Routing Algorithms for Preventing Energy Holes and Improving Fault Tolerance in Wireless Sensor Networks

We investigated energy efficiency and fault tolerance for wireless sensor networks (WSNs), addressing the need to minimize the communication distances so that the energy used for communication is minimized since energy consumption is proportional to the 2nd to the 6th power of the distance. We also investigated the energy hole phenomenon, in which non-uniform energy usage among nodes causes some of the nodes to run out of power sooner. This in turn increases the communication distances and results in premature shutdown of the entire network. Since some sensor nodes in a WSN may be unreliable, fault tolerance is required for optimizing the communication topology. We have developed a routing algorithm, the "energy hole aware energy efficient communication routing algorithm (EHAEC)," that solves the energy hole problem to the maximum extent possible while minimizing the amount of energy used for communication by generating an energy efficient spanning tree.
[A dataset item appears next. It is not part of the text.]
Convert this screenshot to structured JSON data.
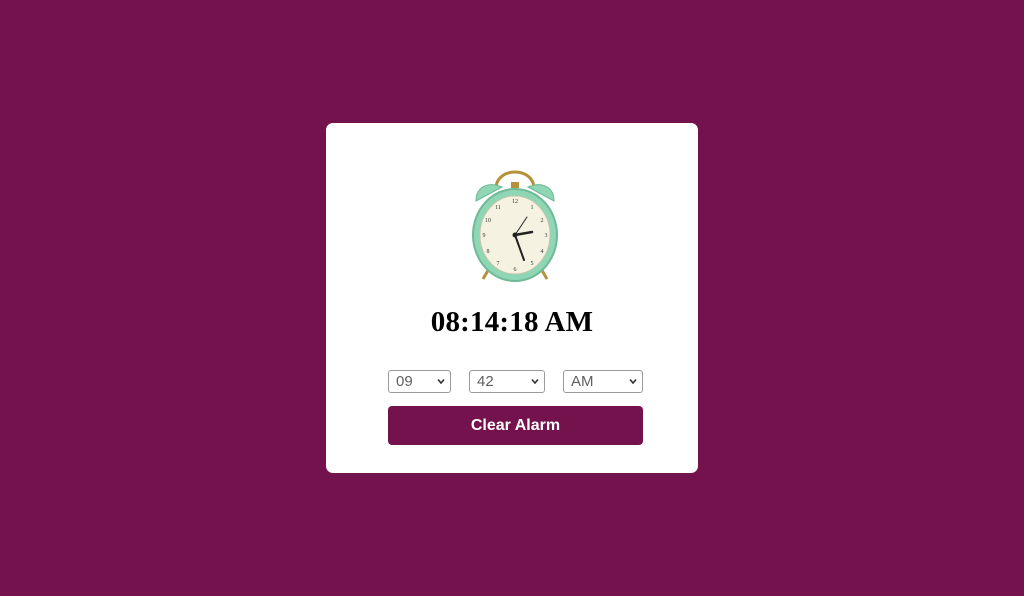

A variation of this algorithm, EHAEC for one-fault tolerance (EHAEC-1FT) identifies redundant communication routes by using the EHAEC tree and tolerates the failure of one node. In evaluation simulations, EHAEC outperformed direct data transmission by more than 3.4 to 4.8 times in terms of energy efficiency, thereby extending the WSN lifetime. EHAEC-1FT outperformed EHAEC in terms of energy efficiency when fault tolerance was the first priority and fault tolerance redundancy was created when or before a failure occurred.